Here, the Supreme Court agreed with the Federal Circuit, holding that the addition of the catchall phrase “or otherwise available to the public” to the pre-AIA verson of the “on sale” bar, 35 U.S.C. § 102(a), was not enough of a change for the Court to conclude that Congress intended to alter the meaning of “on sale.” The Court noted that “[e]very patent statute since 1836 has included an on sale bar” and that the version of the bar in effect immediately before the AIA prevented a person from receiving a patent if, “more than one year prior to the date of the application for patent in the United States,” “the invention was . . . on sale” in the United States. 35 U. S. C. §102(b). The AIA retained the on-sale bar and added the catchall phrase “or otherwise available to the public.” §102(a)(1) (“A person shall be entitled to a patent unless” the “claimed invention was . . . in public use, on sale, or otherwise available to the public . . . ”). The Court noted that its precedents “suggest that a sale or offer of sale need not make an invention available to the public.” The Court said:

For instance, we held in [Pfaff v. Wells Electronics, Inc., 525 U. S. 55, 67 (1998)] that an offer for sale could cause an inventor to lose the right to patent, without regard to whether the offer discloses each detail of the invention. Other cases focus on whether the invention had been sold, not whether the details of the invention had been made available to the public or whether the sale itself had been publicly disclosed.

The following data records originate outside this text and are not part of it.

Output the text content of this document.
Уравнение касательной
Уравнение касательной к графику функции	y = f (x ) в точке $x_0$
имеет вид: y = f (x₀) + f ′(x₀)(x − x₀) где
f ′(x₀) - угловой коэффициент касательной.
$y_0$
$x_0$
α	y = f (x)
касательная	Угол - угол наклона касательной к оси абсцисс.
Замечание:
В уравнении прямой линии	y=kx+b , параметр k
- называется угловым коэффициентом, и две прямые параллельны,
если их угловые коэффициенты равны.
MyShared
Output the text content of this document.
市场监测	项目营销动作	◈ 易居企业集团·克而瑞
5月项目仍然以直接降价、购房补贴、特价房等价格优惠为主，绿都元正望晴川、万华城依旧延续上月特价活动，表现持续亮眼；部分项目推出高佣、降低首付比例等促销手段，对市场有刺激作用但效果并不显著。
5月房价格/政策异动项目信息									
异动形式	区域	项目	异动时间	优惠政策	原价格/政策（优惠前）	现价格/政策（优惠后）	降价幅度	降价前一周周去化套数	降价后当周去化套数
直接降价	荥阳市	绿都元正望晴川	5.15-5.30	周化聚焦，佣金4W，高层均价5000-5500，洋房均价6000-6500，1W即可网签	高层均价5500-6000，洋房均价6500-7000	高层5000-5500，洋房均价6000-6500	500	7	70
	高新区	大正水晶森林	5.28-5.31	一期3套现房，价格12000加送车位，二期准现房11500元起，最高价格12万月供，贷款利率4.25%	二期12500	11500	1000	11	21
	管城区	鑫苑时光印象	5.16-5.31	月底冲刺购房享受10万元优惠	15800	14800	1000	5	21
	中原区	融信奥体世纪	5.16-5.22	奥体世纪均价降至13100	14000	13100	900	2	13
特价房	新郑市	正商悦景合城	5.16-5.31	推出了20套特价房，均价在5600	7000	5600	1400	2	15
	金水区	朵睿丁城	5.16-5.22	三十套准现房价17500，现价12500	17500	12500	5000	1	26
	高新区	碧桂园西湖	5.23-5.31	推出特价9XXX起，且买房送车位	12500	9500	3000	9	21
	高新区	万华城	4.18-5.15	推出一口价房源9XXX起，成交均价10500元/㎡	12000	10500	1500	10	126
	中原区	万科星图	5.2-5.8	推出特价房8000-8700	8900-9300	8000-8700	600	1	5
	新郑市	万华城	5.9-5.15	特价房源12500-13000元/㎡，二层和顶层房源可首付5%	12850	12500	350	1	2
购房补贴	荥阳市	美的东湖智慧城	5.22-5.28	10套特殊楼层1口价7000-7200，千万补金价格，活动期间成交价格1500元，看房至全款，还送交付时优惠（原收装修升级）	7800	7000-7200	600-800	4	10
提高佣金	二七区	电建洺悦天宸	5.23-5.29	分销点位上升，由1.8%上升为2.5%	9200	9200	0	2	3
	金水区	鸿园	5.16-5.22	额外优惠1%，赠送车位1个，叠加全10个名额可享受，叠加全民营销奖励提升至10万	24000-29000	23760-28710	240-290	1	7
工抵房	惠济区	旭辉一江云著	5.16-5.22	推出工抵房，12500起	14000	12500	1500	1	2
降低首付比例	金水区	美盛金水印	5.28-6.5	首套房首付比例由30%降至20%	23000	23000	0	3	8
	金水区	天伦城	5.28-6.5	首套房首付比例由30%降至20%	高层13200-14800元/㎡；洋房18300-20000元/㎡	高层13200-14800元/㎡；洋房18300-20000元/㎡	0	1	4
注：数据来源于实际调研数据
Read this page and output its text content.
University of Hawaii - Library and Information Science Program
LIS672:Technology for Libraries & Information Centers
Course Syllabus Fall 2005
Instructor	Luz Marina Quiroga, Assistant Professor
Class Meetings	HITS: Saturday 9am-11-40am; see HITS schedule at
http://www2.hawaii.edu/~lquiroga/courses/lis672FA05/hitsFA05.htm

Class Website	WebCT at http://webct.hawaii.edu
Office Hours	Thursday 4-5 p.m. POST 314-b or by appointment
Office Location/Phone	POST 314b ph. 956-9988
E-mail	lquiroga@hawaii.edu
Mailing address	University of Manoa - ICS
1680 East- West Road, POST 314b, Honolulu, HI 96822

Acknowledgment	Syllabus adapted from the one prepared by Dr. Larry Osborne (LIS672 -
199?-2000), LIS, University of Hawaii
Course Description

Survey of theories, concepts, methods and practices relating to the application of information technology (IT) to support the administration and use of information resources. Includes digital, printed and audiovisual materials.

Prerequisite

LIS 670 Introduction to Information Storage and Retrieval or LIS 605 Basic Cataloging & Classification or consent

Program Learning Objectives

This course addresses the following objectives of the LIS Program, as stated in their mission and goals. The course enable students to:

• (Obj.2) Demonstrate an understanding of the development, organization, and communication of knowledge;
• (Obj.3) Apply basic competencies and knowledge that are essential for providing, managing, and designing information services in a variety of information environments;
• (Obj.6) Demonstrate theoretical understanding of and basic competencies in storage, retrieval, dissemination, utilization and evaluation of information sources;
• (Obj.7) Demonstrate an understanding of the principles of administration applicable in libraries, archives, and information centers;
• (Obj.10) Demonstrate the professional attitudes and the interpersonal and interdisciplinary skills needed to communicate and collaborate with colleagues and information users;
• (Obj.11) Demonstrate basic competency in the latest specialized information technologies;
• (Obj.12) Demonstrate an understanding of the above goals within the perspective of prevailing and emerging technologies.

The Court continued, “In light of this settled pre-AIA precedent on the meaning of ‘on sale,’ we presume that when Congress reenacted the same language in the AIA, it adopted the earlier judicial construction of that phrase.” The Court referenced the argument of amicus U.S., that if “on sale” had a settled meaning before the AIA was adopted, then adding the phrase “or otherwise available to the public” to the statute “would be a fairly oblique way of attempting to overturn” that “settled body of law.”

The Court held, “The addition of ‘or otherwise available to the public’ is simply not enough of a change for us to conclude that Congress intended to alter the meaning of the reenacted term ‘on sale.’” The Court explained its reasoning:

Like other such phrases, “otherwise available to the public” captures material that does not fit neatly into the statute’s enumerated categories but is nevertheless meant to be covered. Given that the phrase “on sale” had acquired a well-settled meaning when the AIA was enacted, we decline to read the addition of a broad catchall phrase to upset that body of precedent.

The Court concluded, saying, “Because we determine that Congress did not alter the meaning of ‘on sale’ when it enacted the AIA, we hold that an inventor’s sale of an invention to a third party who is obligated to keep the invention confidential can qualify as prior art under §102(a).”